Plage de la Petite Chambre d’Amour, hier après-midi. Premier bain de mer. Vivifiant. L’expression m’évoque Paul Morand. Le clapot apaisant d’un océan méditerranéen – une fois n’est pas coutume – ajoute à la sensation d’être au bord des lèvres de la mer tyrrhénienne, laquelle me manque. Y remédier rapidement. Le sable est désert ou peu s’en faut. Quelques rares chercheurs d’yeux de Sainte-Lucie, ce ravissant petit coquillage rond réputé porter bonheur, avancent plus lentement que des escargots, tête baissée, caressant le gravier d’un pied nu dans un mouvement d’essuie-glace, mains dans le dos, seuls à la lisière du monde. Quatre pétasses à la peau immaculée et aux faux-cils démesurés, serrées comme des sardines sur leurs serviettes étalées au milieu de nulle part, écoutent un rap assourdissant aux paroles violentes.
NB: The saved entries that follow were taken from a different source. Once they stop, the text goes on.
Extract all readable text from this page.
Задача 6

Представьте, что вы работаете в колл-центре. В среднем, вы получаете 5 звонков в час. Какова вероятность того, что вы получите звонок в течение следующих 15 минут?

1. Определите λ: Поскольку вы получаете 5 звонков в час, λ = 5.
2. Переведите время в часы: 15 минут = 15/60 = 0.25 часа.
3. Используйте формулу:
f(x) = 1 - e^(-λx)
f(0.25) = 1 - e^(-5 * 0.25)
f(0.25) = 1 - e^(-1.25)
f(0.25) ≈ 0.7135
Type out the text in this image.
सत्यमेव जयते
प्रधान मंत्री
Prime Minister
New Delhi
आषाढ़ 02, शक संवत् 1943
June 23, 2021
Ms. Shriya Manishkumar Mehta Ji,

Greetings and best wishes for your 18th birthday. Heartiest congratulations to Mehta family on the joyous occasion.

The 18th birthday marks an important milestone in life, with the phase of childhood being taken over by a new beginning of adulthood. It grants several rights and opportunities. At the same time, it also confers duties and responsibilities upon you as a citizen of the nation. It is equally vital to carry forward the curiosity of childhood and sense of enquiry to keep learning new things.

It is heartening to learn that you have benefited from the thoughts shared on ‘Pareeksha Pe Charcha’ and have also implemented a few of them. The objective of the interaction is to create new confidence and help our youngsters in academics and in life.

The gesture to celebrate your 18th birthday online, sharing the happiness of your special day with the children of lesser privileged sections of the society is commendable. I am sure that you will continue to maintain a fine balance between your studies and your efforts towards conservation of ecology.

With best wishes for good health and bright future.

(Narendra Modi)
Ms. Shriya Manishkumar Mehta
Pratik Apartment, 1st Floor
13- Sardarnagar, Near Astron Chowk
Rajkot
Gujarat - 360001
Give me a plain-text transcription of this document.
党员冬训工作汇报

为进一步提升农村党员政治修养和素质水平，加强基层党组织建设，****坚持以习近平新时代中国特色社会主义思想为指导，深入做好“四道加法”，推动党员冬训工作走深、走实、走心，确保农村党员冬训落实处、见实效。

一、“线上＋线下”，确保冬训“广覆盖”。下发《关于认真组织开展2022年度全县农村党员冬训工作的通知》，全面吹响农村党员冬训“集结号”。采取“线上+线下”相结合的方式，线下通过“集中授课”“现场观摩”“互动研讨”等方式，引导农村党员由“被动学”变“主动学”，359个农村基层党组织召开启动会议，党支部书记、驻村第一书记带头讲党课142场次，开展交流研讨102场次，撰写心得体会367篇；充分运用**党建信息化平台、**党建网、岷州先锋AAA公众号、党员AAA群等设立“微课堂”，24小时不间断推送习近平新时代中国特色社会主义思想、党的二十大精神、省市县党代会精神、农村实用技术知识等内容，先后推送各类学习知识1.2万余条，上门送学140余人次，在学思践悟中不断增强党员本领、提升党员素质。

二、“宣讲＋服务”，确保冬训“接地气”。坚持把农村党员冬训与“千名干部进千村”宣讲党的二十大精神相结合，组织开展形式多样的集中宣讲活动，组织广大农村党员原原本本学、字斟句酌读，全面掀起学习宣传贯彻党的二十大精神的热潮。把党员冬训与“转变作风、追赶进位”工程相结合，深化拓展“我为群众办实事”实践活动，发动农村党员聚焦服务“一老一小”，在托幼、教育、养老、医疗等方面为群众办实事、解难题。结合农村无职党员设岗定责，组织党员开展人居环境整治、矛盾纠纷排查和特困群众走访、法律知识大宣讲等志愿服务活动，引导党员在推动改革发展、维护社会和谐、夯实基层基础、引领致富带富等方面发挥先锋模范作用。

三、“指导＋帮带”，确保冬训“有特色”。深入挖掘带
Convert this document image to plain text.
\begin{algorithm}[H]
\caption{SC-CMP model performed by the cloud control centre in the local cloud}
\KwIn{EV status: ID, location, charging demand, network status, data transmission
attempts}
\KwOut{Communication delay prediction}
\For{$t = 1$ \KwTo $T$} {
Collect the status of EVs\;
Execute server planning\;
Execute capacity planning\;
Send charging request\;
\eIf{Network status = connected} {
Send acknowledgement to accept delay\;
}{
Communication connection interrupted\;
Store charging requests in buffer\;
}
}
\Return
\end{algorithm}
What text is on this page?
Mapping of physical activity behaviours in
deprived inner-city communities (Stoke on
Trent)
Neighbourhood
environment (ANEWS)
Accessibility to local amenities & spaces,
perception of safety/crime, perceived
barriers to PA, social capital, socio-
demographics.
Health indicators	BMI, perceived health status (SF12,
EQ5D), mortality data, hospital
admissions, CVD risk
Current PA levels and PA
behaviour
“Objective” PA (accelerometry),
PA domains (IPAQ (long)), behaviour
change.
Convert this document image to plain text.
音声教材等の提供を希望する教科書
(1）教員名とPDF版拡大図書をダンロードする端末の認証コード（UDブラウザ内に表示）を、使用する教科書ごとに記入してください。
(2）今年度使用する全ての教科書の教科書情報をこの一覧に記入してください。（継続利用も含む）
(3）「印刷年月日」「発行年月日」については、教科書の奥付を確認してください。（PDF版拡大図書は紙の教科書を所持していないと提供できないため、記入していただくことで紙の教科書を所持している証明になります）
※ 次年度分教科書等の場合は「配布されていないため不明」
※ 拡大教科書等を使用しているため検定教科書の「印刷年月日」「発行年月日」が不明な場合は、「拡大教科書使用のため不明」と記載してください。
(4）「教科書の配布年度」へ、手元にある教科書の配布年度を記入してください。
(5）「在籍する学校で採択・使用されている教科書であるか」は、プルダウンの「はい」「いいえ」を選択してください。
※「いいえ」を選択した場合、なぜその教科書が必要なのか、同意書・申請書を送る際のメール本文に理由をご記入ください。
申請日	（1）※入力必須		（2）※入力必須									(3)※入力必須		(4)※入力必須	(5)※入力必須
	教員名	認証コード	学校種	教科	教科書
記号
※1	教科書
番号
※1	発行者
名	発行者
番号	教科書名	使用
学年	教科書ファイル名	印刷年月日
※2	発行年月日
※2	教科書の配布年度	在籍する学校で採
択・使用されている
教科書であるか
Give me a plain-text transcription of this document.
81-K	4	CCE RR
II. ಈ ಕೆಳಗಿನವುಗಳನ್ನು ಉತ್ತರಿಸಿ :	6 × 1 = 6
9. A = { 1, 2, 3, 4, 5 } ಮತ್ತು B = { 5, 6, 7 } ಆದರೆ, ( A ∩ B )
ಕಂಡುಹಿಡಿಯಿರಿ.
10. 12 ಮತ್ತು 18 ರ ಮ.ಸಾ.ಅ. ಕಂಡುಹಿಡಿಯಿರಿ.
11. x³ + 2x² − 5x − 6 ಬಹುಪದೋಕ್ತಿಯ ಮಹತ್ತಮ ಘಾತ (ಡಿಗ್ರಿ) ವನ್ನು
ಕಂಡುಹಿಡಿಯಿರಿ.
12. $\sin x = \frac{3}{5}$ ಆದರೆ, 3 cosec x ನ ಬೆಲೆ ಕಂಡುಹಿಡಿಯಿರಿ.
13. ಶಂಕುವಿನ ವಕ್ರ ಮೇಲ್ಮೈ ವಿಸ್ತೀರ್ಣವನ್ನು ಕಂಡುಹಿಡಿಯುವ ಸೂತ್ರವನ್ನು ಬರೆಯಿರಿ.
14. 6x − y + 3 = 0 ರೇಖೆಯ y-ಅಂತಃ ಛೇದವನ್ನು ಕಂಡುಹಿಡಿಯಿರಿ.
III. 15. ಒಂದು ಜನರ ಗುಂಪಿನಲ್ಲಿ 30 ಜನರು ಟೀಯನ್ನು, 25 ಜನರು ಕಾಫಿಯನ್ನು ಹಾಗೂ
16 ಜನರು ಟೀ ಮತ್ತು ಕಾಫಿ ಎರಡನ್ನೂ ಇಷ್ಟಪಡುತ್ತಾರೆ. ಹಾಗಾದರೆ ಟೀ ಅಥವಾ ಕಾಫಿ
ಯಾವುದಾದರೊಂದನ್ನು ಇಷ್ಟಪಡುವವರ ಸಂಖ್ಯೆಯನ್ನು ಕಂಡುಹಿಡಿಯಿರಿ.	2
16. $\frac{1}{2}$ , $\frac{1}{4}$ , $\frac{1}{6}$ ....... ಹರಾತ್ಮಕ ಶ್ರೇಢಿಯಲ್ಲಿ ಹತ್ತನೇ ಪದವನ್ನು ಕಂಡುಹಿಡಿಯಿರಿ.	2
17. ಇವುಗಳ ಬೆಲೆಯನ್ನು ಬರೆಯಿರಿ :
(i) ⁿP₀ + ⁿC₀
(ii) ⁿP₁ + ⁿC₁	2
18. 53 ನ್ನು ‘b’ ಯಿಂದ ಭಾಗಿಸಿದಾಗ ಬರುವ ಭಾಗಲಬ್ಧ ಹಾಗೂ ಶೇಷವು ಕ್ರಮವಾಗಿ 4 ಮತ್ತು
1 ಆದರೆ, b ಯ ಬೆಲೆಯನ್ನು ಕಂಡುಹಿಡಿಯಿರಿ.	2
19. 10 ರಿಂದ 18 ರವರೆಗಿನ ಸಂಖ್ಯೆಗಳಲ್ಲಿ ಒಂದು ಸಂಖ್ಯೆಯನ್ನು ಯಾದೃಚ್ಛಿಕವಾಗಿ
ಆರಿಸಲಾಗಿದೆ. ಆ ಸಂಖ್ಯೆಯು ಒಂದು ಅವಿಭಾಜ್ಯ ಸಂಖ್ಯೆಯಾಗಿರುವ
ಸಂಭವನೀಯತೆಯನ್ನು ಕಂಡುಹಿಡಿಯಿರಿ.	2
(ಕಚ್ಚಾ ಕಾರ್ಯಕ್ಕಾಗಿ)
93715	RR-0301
Je me déplace quinze mètres plus loin. Il convient de renoncer à affronter une telle outrance ; tant d'incivilité banalisée. Je perçois mieux le murmure océanique. La drague rouge Hondarra clape devant. Une vedette de la Marine croise au large. La chaleur tape. 30°C. Un vent salutaire caresse ma peau. Les goélands affalent sur la plage à la manière des pigeons de ville dans une flaque de soleil. Sérénité. Je lis un livre pour la sélection du prix Paul-Jean Toulet. Du sable se glisse entre les pages. Je les secoue. L.M.